Best Open-Air Opera Singer - SCOTT REIBURN
On warm summer nights, you might hear SCOTT REIBURN's rich baritone voice floating through Fort Greene Park. The jolly Juilliard grad says it's the best practice space in the city, so when he wants to let loose those golden pipes, he serenades the neighborhood with everything from Mozart to Donizetti, making Cumberland Street feel like Piazza della Signoria. His arias have another benefit: When they hear opera, creeps scurry away.
Fort Greene Park, Brooklyn


Best Scent Indulgence for Your Inner Goth - BLACK PHOENIX ALCHEMY LAB
The liquor may be illegal, but you can buy a vial of Absinthe fragrance from the BLACK PHOENIX ALCHEMY LAB website for 20 bucks. The brainchild of Coney Island native Elizabeth Moriarty, this online perfumery specializes in wicked scents like Embalming Fluid, Kali, Dragon's Blood, and Danse Macabre. BPAL (its name among friends) has a diehard following that waits upwards of 30 days to receive these olfactory delights.

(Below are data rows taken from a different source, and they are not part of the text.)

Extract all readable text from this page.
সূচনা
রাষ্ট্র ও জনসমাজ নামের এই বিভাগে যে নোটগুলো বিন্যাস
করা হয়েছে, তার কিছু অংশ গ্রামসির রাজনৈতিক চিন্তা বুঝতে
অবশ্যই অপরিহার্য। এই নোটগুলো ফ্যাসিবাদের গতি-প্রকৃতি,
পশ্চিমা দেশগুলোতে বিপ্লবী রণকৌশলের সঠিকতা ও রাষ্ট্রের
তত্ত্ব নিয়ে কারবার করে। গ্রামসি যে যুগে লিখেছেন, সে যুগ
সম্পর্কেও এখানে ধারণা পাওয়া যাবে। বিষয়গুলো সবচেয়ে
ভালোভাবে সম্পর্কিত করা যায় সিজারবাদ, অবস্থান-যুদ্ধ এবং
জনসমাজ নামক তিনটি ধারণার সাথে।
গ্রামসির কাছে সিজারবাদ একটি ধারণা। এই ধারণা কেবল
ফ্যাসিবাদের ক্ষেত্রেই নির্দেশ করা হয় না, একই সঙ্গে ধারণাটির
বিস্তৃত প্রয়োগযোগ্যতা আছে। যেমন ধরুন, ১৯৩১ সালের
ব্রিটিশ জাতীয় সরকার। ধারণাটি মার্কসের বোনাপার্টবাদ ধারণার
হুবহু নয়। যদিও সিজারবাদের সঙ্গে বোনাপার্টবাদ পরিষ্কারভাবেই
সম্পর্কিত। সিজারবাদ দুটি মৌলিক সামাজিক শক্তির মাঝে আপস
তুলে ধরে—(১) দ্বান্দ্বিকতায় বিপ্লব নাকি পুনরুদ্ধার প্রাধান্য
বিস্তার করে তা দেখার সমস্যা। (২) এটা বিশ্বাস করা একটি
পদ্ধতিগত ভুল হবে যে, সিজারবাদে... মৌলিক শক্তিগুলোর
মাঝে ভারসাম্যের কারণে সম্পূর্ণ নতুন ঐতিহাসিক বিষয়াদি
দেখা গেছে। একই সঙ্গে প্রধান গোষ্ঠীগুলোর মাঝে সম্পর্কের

Best Clothing-Style Names - JILL ANDERSON
Where else can you buy a slinky gown called the "Get Lucky Dress"? (Devotees swear that it really works.) What about an "Italian Widow's Dress," "Sunday Cinema Pants"? Word nerds and clothes-horses alike are extended family at JILL ANDERSON's boutique. She offers well-cut wear and timeless designs, and her rea-woman sizes make everyone happy. Check out the discounted Green Garb – gently used pieces that have been "recycled" by previous owners. 331 East 9th Street, 212-253-1747


Best Automated Voice - U-SCAN LADY
The U-SCAN LADY guides you step-by-step through the oh-so-difficult process of scanning your own groceries in the express lanes at large supermarkets. She seems nice enough, but it's hard to engage her in conversation, perhaps because she's so damn insistent that you "please place the item in the bag." She sounds tipsy when she asks, "Do you have any coooopons?" but cut her some slack--she has to entertain herself somehow.


Best NYC Contributor to Bush's "Healthy Forest Initiative" - ASIAN LONG-HORNED BEETLE
This creepy crawly isn't on the Bush Administration payroll, but it should be. Introduced into the area in 1996, the ASIAN LONG-HORNED BEETLE is a lean, mean, tree-killing machine. Its one-inch-long body packs a punch: Once it tunnels into the trunk, the tree is dead. If the parasite spreads, it could devastate our national forests. Luckily, the infestation is still limited, so it's possible to eradicate the critter before it teams up with the Bushies.